という事で、今は人里と呼ばれている楕円形をしている地形の場所に来ている。人の量はたしかに多いが誰もが同じような服装をしている。逆に僕たちが浮いているようにも感じる。
「服を着替えたくなりますね。」
「大丈夫よ。ここは幻想郷だもの。いろんな服装の人がいてもおかしくはないわ。」
そう言われてしまえばそれに従うしかないわけだが何を起こそうとしているのかは全く分からない。
「へぇ。そうなんですね。」
「さて、こうやって今があるのも貴方のお父さんがいたからこそなのよ。」
「それは初めて知りました。」
「何も話していないのね。」
咲夜さんは少し考えるようなそぶりを見せていた。それからすぐに口を動かし始めた。
「お父さんは多くの異変を解決していたわ。そしてそれを知っている人は当事者か見ていた人しか知らない。お嬢様は一回だけ見た事はあるわ。」
「異変というのは今回ような事ですか?」
「まぁ、そうなるでしょうね。そして犯罪者でもある。幻想郷を救ったのと同時に危険を及ぼした者でもあるわ。その理由は異世界からの侵略に耐えるため、反抗する因子をかき集めるためなの。」
「まさかそんなことをしていたなんて。全く知らなかったです。もっと詳しく聞きたいです。」
「ええ。そして実力もあるわ。決して実力は強くないんだけど、何故か勝てないのよね。」
「確かに不敗です。お父さんは本当に退屈にしていると思いますよ。」
「最強なんて言葉が似合うかもしれないわね。そして勤勉だったわ。学べる事は学び、すぐに実践する。その熱意と肉体は人間ではないとさえ思えるわ。」
「それはつまり、どういう事ですか?」
「貴方の部屋に置かれている無数の紙がお父さんの努力の結晶なのよ。そして全て実戦で扱っていると思うわ。」
そのことは何も知らなかった。いつも何をしているのか分からないお父さんだが隠れて勉学に励んだり、体を動かしていたりするのだろうか。僕にはその才能が少しでもあるのだろうか、と不安になった。
「ねぇ、お願い。私にお金を恵んで。」
「仕方ないね。俺が買ってあげよう。
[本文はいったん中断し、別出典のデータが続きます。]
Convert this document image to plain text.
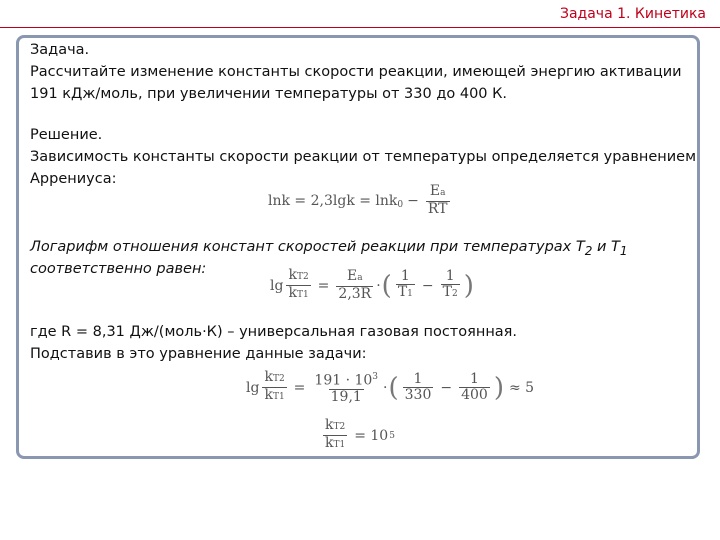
Задача 1. Кинетика
Задача.
Рассчитайте изменение константы скорости реакции, имеющей энергию активации
191 кДж/моль, при увеличении температуры от 330 до 400 К.
Решение.
Зависимость константы скорости реакции от температуры определяется уравнением
Аррениуса:
lnk = 2,3lgk = lnk $0 - \frac{Ea}{RT}$
Логарифм отношения констант скоростей реакции при температурах $T_2$ и $T_1$
соответственно равен:
$\lg \frac{kT2}{kT1} = \frac{Ea}{2,3R}$ · ( $\frac{1}{T1} - \frac{1}{T2}$ )
где R = 8,31 Дж/(моль·К) – универсальная газовая постоянная.
Подставив в это уравнение данные задачи:
$\lg \frac{kT2}{kT1} = \frac{191 \cdot 10^3}{19,1}$ · ( $\frac{1}{330} - \frac{1}{400}$ ) ≈ 5
$\frac{kT2}{kT1} = 10$ 5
」
やけに羽振りの良い男性は女性を連れていた。男性の方はあまりお金を持っているような服装はしていないが女性は如何にもな格好をしている。小さめなシルクハットを頭にかぶり、指には宝石を秘はめている。目立つ格好である。
「何ですか?」
「あまり見ない方がいいわ。」
そう言葉を足した咲夜さんの対応には氷のような冷たさを感じる。まるで人間としてみていないかのような蔑む目。
「そうですか。それでは行きましょう。」
「ええ。」
あの人たちは何をしているのかは全く分からない。それでも何か嫌な予感はあった。嫌いなタイプの人間というべきなのだろうか。何というか。